I see you here – looking so beautiful– taking care of one another, celebrating sisterhood, carrying forward a tradition that has survived 130 years -- through many unsettling periods of war and uncertainty and darkness and fear -- celebrating a tradition in which we come together every year to reaffirm our bonds of community, and mutual strength, and friendship, and love …
And I know with such certainty that you will continue to embody those values -- for this college and for the world – through good times and bad, smelling the flowers, staying together, supporting one another, looking after your less fortunate sisters where ever you find them, tending the fires of friendship.
And I am filled with such hope for the future in your presence. And such gratitude that you are here.
So I would like to invite you to reflect in silence with me about that hopeful future that is within our power to create – because the way we will create it is by staying connected to one another and to the possibilities that can take shape if we choose to channel our energies into work that is life-giving.

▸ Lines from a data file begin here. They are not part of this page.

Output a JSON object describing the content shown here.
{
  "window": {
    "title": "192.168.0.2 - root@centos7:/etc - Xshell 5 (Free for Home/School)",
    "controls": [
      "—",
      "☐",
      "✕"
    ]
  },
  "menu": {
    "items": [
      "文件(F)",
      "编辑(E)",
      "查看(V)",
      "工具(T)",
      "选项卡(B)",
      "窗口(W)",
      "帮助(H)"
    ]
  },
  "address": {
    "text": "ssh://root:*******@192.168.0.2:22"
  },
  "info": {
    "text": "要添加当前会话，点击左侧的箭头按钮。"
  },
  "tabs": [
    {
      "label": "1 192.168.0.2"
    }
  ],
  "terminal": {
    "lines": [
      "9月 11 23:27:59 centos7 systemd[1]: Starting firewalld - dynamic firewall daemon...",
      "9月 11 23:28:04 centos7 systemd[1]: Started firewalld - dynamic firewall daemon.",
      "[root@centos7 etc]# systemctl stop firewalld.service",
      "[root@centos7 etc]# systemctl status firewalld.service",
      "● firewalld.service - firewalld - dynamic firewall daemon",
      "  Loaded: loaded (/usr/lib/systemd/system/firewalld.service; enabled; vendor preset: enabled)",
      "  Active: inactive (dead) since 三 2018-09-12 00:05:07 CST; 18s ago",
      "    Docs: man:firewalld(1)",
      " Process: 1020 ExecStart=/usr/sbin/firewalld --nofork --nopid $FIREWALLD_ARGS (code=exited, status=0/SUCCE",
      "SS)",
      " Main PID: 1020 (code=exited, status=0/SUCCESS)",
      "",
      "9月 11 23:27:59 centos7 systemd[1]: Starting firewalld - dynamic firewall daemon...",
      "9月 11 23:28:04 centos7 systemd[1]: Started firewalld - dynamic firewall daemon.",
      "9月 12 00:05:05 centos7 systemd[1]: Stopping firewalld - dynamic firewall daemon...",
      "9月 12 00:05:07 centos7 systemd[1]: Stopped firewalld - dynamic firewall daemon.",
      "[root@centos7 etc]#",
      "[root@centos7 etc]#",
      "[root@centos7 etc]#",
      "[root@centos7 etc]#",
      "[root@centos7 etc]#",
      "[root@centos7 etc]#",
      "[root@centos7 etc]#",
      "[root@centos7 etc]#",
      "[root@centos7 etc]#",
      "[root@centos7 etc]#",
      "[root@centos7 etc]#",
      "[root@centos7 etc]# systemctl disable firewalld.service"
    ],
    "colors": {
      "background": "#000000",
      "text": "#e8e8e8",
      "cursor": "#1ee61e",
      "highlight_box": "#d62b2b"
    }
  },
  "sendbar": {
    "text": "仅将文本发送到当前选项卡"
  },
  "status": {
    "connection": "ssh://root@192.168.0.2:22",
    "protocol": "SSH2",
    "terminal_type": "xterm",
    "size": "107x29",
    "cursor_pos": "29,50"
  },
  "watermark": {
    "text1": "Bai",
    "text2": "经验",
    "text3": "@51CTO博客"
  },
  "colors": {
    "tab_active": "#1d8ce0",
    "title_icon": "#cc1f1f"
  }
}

I’ll read a poem by Pablo Neruda, called "Keeping Quiet." After I’ve finished, let’s all just sit in silence together for a few moments and think about the things for which you are most grateful today.
“Keeping Quiet” by
Pablo Neruda
Now we will count to twelve
and we will all keep still.
This one time upon the earth,
let’s not speak any language,
let’s stop for one second,
and not move our arms so much.
It would be a delicious moment,
without hurry, without locomotives,
all of us would be together
in a sudden uneasiness.
The fishermen in the cold sea
would do no harm to the whales
and the peasant gathering salt
would look at his torn hands.
Those who prepare green wars,
wars of gas, wars of fire,
victories without survivors,
would put on clean clothing
and would walk alongside with their brothers
in the shade, without doing a thing.
What
I want shouldn’t
be confused
with final inactivity;
life alone is what matters,
I want nothing to do with death.
If we
weren’t
unanimous
about keeping our lives so much in motion,
if we could do nothing for once,
perhaps a great silence would
interrupt this sadness,
this never understanding ourselves
and of threatening ourselves with death,
perhaps the earth is teaching us
when everything seems to be dead
and then everything is alive.
Now I will count to twelve
and you keep quiet and I’ll go.
I am going to go, as you know, at the end of this academic year, but not yet. And I’m so looking forward to this year in your company.
I know that when I do go, I’ll leave this college in your capable hands. And one of the things for which I am increasingly grateful, as I anticipate that moment of separation that I know will be hard, is the confidence I have in all of you to carry forward the values for which this beautiful college has stood, now stands, and will, in the future stand.
So I thank you, my brilliant and exuberant Wellesley sisters, for being here on this lovely day, and for who you are.